Have you gone through KYC verification on exchange? KYC management has become an important procedure of exchange log-in. Almost every reliable exchange forces their customers to through KYC verification. In 2018, a policy was launched where exchanges were bound to identify their customers before assigning them accounts. No user was allowed to access an exchange account with KYC. But you must be curious what KYC crypto is? Let’s see what KYC crypto is and how it works.
What is KYC Crypto?
KYC means know-your-customer or know-your-client. It is the process of customer verification. If you try to log in to any exchange, you need to go through KYC verification. KYC is not a new term even banks and stock exchanges need KYC to sort their customers.
No doubt, decentralized currency is beneficial. Due to the absence of third parties, people can send money easily. But cases of money laundering, funding terrorism, and un-authorize customers also increase. To avoid illegal activities and money laundering, exchanges go through KYC. After Wall Street has stated that exchanges are used for illegal activities like money laundering, user verification became a necessary step.
Most of the exchanges are lenient. They allow users to use accounts without KYC but with some restrictions. Many features remain unlocked. You cannot buy or sell crypto, you can add a specific amount of crypto in your wallet such issues arise without KYC verification.
How does KYC work?
When you start creating an account on any exchange they demand the following piece of information:
- Date of birth
- Social Security number
- Physical address
Exchanges that follow strict KYC usually ask for two further steps:
- You need to provide your identity card number or passport
- You need to submit a photo of yours
After you are done with picture submitting, the form goes for verification. Government verifies the documents and pictures. Usually, users get to know the results through email within three working days.
Can We Buy Crypto without KYC?
Yes, we can buy crypto without KYC. It is safe to opt-in to exchange for crypto. But if you want to avoid a tiring verification procedure then risky options are decentralized exchanges and Bitcoin ATMs.
Decentralized exchange is the one that is not monitored by any central organization. Decentralized exchanges have further two categories: Peer-to-peer marketplaces and automated market makers (AMMs).
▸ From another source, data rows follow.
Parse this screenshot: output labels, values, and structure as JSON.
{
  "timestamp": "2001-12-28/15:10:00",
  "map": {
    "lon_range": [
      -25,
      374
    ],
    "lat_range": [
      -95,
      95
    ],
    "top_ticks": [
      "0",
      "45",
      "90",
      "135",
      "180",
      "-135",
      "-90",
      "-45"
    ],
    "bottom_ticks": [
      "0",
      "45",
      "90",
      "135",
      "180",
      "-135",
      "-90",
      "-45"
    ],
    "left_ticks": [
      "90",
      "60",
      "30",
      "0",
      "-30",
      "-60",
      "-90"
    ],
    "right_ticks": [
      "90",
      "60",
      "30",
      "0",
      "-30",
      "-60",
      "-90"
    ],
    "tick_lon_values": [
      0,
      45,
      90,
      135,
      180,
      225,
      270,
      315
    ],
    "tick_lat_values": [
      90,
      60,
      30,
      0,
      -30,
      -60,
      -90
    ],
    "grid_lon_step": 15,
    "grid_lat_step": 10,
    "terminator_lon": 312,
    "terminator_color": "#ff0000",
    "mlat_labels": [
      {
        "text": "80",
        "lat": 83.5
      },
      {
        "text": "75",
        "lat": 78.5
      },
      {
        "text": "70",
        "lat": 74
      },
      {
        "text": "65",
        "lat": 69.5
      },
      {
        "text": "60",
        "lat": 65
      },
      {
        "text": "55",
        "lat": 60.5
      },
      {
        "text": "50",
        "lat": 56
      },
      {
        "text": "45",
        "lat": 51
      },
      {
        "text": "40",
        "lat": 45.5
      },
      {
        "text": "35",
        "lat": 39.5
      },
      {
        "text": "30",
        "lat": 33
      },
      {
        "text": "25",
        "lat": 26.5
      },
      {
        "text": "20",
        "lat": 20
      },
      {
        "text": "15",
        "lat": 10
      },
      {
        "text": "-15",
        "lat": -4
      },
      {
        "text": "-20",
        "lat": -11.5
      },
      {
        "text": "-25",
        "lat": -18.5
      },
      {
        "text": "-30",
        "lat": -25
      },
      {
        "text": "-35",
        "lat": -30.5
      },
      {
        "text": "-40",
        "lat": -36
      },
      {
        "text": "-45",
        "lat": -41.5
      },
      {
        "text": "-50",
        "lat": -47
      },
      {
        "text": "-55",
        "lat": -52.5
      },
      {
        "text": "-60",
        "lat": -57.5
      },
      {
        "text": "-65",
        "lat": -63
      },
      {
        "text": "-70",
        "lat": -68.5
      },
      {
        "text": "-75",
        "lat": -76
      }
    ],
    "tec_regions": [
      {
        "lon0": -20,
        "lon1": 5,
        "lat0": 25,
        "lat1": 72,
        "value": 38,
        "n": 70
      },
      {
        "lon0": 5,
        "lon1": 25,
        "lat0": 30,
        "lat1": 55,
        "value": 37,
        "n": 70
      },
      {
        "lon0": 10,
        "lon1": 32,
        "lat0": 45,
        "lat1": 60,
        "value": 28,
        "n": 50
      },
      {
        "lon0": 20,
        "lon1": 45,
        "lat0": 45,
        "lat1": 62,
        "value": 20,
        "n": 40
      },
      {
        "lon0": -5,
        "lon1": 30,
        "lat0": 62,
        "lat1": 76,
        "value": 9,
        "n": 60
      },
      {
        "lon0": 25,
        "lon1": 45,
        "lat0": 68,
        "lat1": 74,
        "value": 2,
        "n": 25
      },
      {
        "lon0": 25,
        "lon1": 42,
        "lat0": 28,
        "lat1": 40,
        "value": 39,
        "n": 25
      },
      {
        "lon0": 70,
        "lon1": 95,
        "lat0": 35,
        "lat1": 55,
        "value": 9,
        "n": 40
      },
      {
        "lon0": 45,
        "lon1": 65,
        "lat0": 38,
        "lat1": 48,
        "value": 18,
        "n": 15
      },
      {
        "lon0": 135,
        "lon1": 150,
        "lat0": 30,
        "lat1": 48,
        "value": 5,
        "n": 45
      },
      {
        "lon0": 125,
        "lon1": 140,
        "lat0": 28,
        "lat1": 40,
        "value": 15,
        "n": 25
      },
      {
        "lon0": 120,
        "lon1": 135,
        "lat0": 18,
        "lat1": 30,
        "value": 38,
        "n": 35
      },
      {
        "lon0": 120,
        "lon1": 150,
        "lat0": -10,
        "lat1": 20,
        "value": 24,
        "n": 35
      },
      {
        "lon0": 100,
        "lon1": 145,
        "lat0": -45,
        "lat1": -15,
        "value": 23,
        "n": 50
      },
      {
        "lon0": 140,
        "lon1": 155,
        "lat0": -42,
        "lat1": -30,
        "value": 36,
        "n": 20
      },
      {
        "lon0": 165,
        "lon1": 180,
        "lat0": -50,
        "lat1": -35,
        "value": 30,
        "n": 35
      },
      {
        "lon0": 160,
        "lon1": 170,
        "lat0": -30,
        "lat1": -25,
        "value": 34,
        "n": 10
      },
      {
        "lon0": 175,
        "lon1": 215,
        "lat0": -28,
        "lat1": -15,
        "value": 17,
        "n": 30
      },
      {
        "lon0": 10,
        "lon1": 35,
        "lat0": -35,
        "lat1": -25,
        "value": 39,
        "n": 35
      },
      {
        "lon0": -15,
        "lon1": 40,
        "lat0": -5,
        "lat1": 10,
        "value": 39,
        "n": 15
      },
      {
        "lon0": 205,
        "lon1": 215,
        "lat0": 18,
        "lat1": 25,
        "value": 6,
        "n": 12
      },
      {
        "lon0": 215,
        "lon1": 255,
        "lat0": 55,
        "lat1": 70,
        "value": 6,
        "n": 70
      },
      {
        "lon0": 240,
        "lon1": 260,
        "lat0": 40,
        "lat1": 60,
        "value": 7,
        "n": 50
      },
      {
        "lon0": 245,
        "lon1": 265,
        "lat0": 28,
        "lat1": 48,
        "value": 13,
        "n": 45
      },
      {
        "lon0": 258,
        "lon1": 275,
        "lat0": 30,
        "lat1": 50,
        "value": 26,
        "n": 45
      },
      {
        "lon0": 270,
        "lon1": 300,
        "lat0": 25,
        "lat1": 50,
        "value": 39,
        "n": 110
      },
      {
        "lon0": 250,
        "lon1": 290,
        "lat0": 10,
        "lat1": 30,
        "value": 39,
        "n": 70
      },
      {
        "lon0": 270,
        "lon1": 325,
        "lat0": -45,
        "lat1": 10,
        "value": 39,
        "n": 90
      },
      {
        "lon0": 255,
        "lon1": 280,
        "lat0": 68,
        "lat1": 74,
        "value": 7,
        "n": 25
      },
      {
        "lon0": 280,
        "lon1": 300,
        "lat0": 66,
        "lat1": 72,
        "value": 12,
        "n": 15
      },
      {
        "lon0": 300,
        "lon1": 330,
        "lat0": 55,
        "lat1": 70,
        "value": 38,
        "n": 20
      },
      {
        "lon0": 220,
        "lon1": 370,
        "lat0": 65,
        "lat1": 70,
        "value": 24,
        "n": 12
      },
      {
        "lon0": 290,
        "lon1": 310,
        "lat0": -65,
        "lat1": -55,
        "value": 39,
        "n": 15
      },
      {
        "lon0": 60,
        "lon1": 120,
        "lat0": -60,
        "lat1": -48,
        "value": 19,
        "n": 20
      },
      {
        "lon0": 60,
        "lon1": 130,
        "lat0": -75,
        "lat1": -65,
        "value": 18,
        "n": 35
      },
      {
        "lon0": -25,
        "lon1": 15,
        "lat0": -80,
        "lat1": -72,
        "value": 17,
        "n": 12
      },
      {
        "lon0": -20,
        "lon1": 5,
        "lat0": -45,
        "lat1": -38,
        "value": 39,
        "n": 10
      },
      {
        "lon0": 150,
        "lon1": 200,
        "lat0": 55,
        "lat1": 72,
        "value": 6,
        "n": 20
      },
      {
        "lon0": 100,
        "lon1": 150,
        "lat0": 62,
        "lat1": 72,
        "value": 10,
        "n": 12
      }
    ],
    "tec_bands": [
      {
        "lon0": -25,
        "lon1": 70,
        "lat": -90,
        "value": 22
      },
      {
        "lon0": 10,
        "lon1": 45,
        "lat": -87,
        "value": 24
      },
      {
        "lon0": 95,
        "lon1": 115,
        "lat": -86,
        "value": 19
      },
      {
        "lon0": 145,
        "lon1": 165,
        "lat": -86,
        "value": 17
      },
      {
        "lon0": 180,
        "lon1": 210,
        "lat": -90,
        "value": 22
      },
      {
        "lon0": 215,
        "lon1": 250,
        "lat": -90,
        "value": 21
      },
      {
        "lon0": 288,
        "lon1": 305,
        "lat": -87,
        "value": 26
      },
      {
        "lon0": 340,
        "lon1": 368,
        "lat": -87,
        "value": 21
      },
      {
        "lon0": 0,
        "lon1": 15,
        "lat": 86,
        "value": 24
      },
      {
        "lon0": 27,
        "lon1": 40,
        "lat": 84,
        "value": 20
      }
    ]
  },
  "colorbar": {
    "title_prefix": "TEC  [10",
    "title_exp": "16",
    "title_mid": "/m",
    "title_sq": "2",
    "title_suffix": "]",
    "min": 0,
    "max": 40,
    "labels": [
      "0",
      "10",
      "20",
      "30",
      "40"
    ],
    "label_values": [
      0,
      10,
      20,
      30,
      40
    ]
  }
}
A peer-to-peer marketplace offers an open platform for buyers and sellers. One places a bid and the other accepts the offer. But along with easy manipulation, it is a risky option. The probability of scams and money loss starts at 50%.
AMMs use smart contracts for crypto trading. You can trade a pair of crypto coins. Liquidity pools are means of trading in AMMs. Verification is not required in this method. You just need a crypto wallet for storing coins. But exchanges that support AMMs don't allow crypto trade through cash. Most people prefer to buy coins through cash and trader in a wallet. Though you need to pay higher transaction fees on such exchange platforms.
So now you know what KYC crypto is. If we want a safe and sound economic system then KYC is a good contribution. We know that this is a bit tiring step but it will help in clean crypto trading. Activities that abuse society like money laundering will be eliminated. Exchanges need to add KYC in the log-in procedure because big changes start from small differences.